Improved profitability for Norwegian financial institutions in 2021
Published: 28 February 2022
Document number: 1/2022
Banks, insurers and pension funds delivered a stronger financial performance in 2021 than the year before. For insurers and pension funds, stock market developments had the most pronounced positive impact on profits, while non-life insurers also recorded an increase in profits from insurance business. A significant decline in loan losses from 2020 was the main factor behind the rise in banks' profits.
Low loan helped raise banks’ profits
Banks' total pre-tax profits were 27 per cent higher in 2021 than the year before. The total return on equity was up 1.5 percentage points, to 10.7 per cent. Lower loan losses were the main factor behind the improved profitability. Significant reversals of previous impairment losses in several of the large banks contributed to reducing total loan losses to 0.1 per cent of lending, compared with 0.5 per cent a year earlier. A decline in operating income in per cent of total assets compared with 2020 resulted in a slight increase in the total cost/income ratio, to 45 per cent. Lending growth was 4.7 per cent for the twelve-month period. Twelve-month growth was somewhat higher than in the previous quarter, largely as a result of increased growth in lending to corporate customers. Non-performing loans came to 1.8 per cent of lending volume, down from 2.1 per cent a year earlier.
Decline in the volume of consumer loans
The institutions in Finanstilsynet's survey of consumer loans recorded an 11 per cent decline in lending volume to Norwegian customers in 2021. Adjusted for the sale of portfolios of non-performing consumer loans, there was a reduction of 6 per cent. Non-performing consumer loans, including loans to customers abroad, represented close to 12 per cent of lending volume at year-end 2021. For banks with consumer lending as their main business, 16 per cent of the loans were non-performing. The level of non-performing loans is somewhat lower than a year earlier, reflecting substantial sales of portfolios of non-performing loans.
Stronger performance for insurers and pension institutions
Life insurers performed better in 2021 than the year before. The stock market upturn gave a marked increase in unrealised gains. In the collective portfolio, the adjusted return, which includes unrealised changes in value, was 7.1 per cent, up from 4.3 per cent in 2020. For pension funds, the adjusted return increased by one percentage point during the same period, to 8.9 per cent. The increase is primarily due to a higher level of income from the realisation of gains and changes in the value of equities.

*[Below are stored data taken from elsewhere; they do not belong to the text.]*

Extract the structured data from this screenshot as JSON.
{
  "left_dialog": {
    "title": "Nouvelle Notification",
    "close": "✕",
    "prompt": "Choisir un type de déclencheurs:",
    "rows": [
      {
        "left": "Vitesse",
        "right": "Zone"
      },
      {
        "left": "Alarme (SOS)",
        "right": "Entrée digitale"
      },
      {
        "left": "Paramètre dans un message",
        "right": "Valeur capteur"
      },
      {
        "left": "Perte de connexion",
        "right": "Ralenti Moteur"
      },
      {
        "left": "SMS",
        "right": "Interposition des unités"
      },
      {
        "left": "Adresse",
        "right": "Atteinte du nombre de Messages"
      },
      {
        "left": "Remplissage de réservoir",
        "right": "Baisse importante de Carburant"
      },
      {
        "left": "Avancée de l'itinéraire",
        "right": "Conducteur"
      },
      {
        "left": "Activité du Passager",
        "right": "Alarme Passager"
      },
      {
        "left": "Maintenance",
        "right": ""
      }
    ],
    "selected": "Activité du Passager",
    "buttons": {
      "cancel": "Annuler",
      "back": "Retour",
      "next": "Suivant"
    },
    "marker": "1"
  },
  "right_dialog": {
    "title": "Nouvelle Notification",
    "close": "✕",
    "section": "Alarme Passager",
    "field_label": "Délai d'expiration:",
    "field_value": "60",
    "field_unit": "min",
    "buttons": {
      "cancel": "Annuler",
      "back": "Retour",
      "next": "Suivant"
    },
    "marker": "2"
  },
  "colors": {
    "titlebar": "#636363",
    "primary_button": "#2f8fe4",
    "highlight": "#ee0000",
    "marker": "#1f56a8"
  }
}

Overall, non-life insurers delivered a strong performance in 2021. As a share of premium income for own account, pre-tax profits came to 25.5 per cent, an increase of 5.8 percentage points from the previous year. Both profits from insurance operations and the financial result improved significantly during the period. The net combined ratio was down 3 percentage points, from 87 to 84 per cent, as a result of a lower claims ratio.